Sub-Agents (Delegate)

The Delegate tool lets the model split a task into independent pieces and run them at the same time. Each piece runs as a sub-agent with its own conversation context and the full tool set, while sharing the parent’s provider connection. When the sub-agents finish, their results are merged back to the parent.

The model reaches for Delegate when a task breaks cleanly into parts that do not depend on each other. Typical cases:

  • Search three files at once and summarize each.
  • Run tests and lint in parallel.
  • Read one part of the codebase while searching another.

You do not invoke Delegate yourself. You describe a task that has parallel structure, and the engine decides to fan it out.

Sub-agents are bounded so a fan-out cannot exhaust resources:

SettingDefaultMeaning
Max parallel sub-agents5Upper bound on concurrent sub-agents.
Sub-agent max turns50Loop turns per sub-agent.
Sub-agent max tokens4096Response tokens per sub-agent.

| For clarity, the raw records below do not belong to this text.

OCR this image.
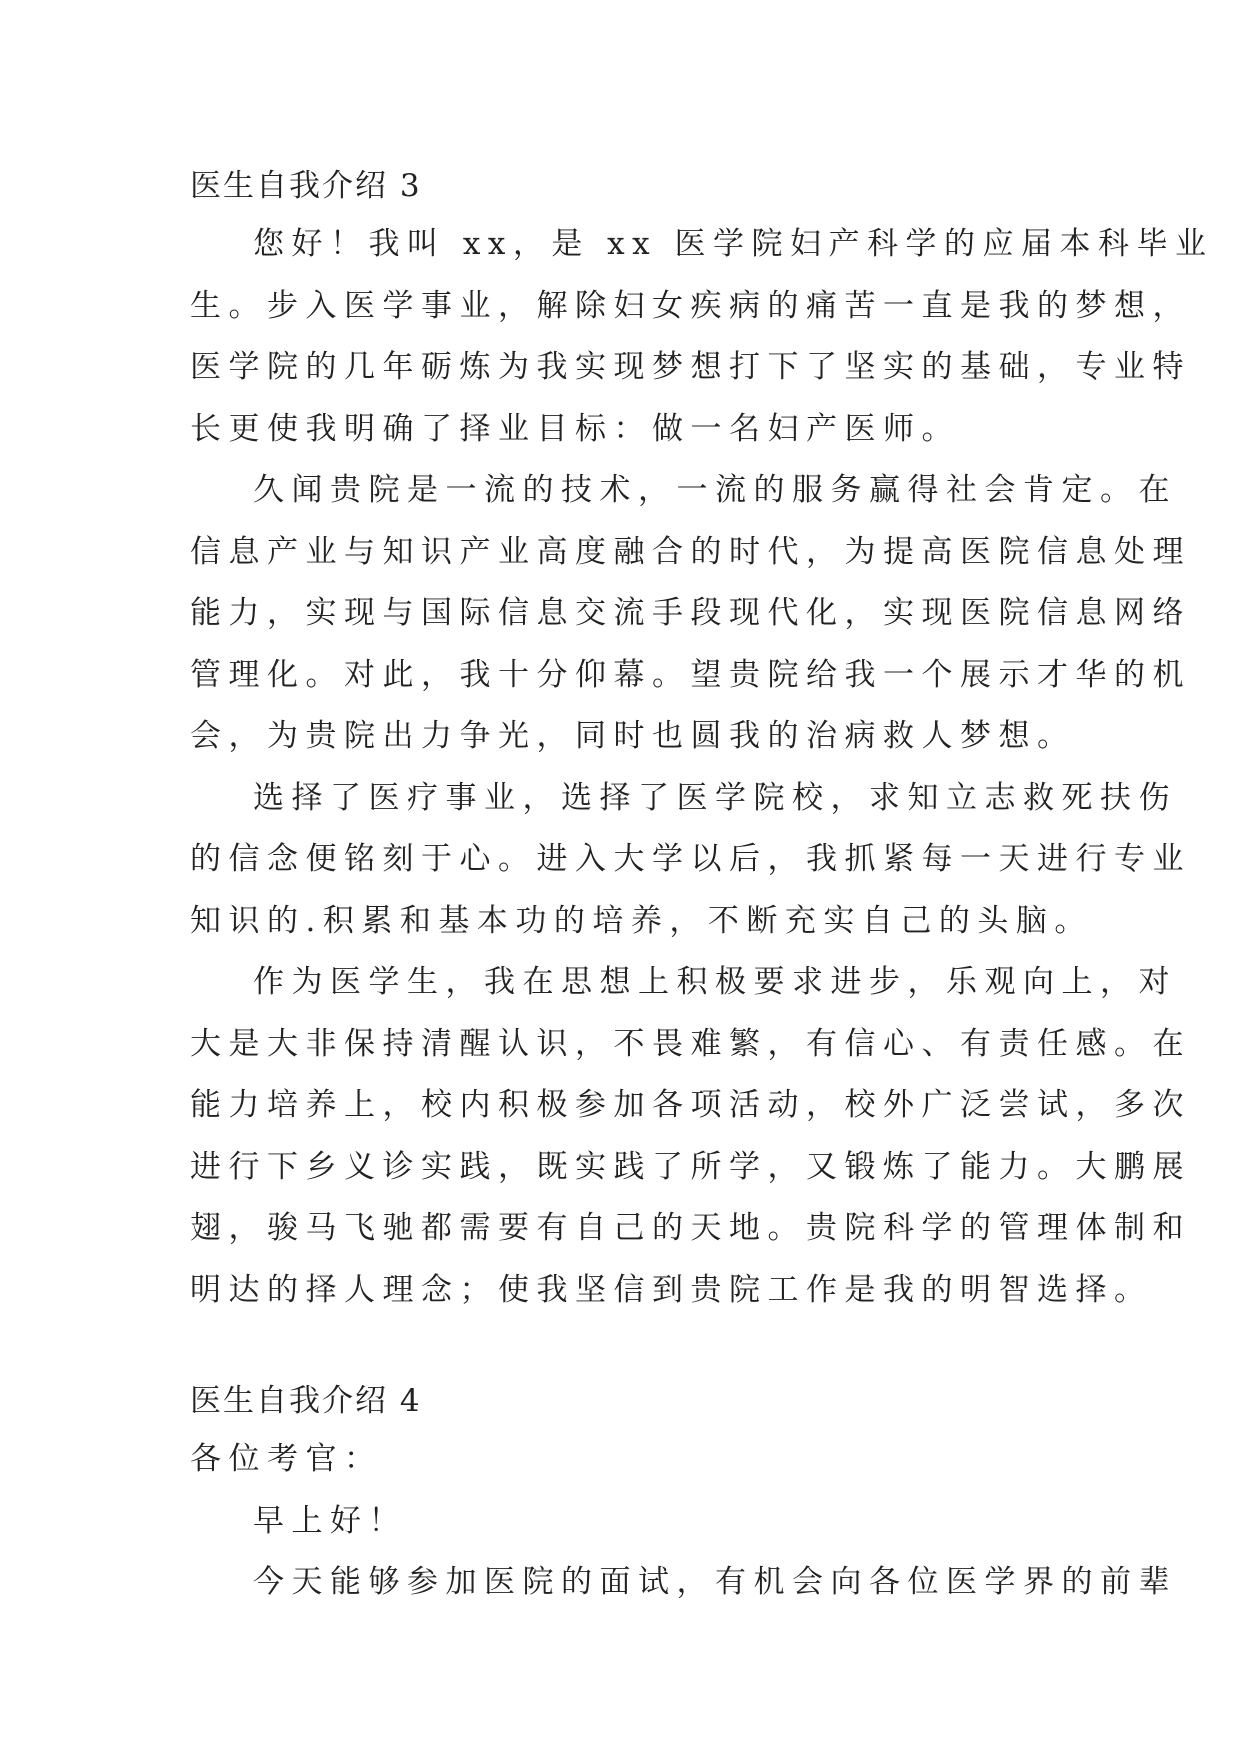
医生自我介绍 3

您好！我叫 xx，是 xx 医学院妇产科学的应届本科毕业
生。步入医学事业，解除妇女疾病的痛苦一直是我的梦想，
医学院的几年砺炼为我实现梦想打下了坚实的基础，专业特
长更使我明确了择业目标：做一名妇产医师。

久闻贵院是一流的技术，一流的服务赢得社会肯定。在
信息产业与知识产业高度融合的时代，为提高医院信息处理
能力，实现与国际信息交流手段现代化，实现医院信息网络
管理化。对此，我十分仰幕。望贵院给我一个展示才华的机
会，为贵院出力争光，同时也圆我的治病救人梦想。

选择了医疗事业，选择了医学院校，求知立志救死扶伤
的信念便铭刻于心。进入大学以后，我抓紧每一天进行专业
知识的.积累和基本功的培养，不断充实自己的头脑。

作为医学生，我在思想上积极要求进步，乐观向上，对
大是大非保持清醒认识，不畏难繁，有信心、有责任感。在
能力培养上，校内积极参加各项活动，校外广泛尝试，多次
进行下乡义诊实践，既实践了所学，又锻炼了能力。大鹏展
翅，骏马飞驰都需要有自己的天地。贵院科学的管理体制和
明达的择人理念；使我坚信到贵院工作是我的明智选择。

医生自我介绍 4

各位考官：

早上好！

今天能够参加医院的面试，有机会向各位医学界的前辈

Sub-agents differ from the main agent in a few ways:

  • They auto-approve their own tool calls, so there is no confirmation prompt mid-fan-out.
  • They do not save sessions of their own.
  • They run silently, with no direct output to your terminal.
  • Their results are collected and returned to the parent, which continues the conversation with the merged outcome.

This keeps the parent transcript readable: you see the parent’s reasoning and the merged result, not the interleaved output of five workers.

The same sub-agent mechanism backs ForgeFlow stages. A workflow stage that runs independently of its siblings is executed as a sub-agent, and the stage results aggregate the same way Delegate results do. So the parallelism you get from Delegate in a single conversation is the same parallelism a multi-stage workflow uses under the hood.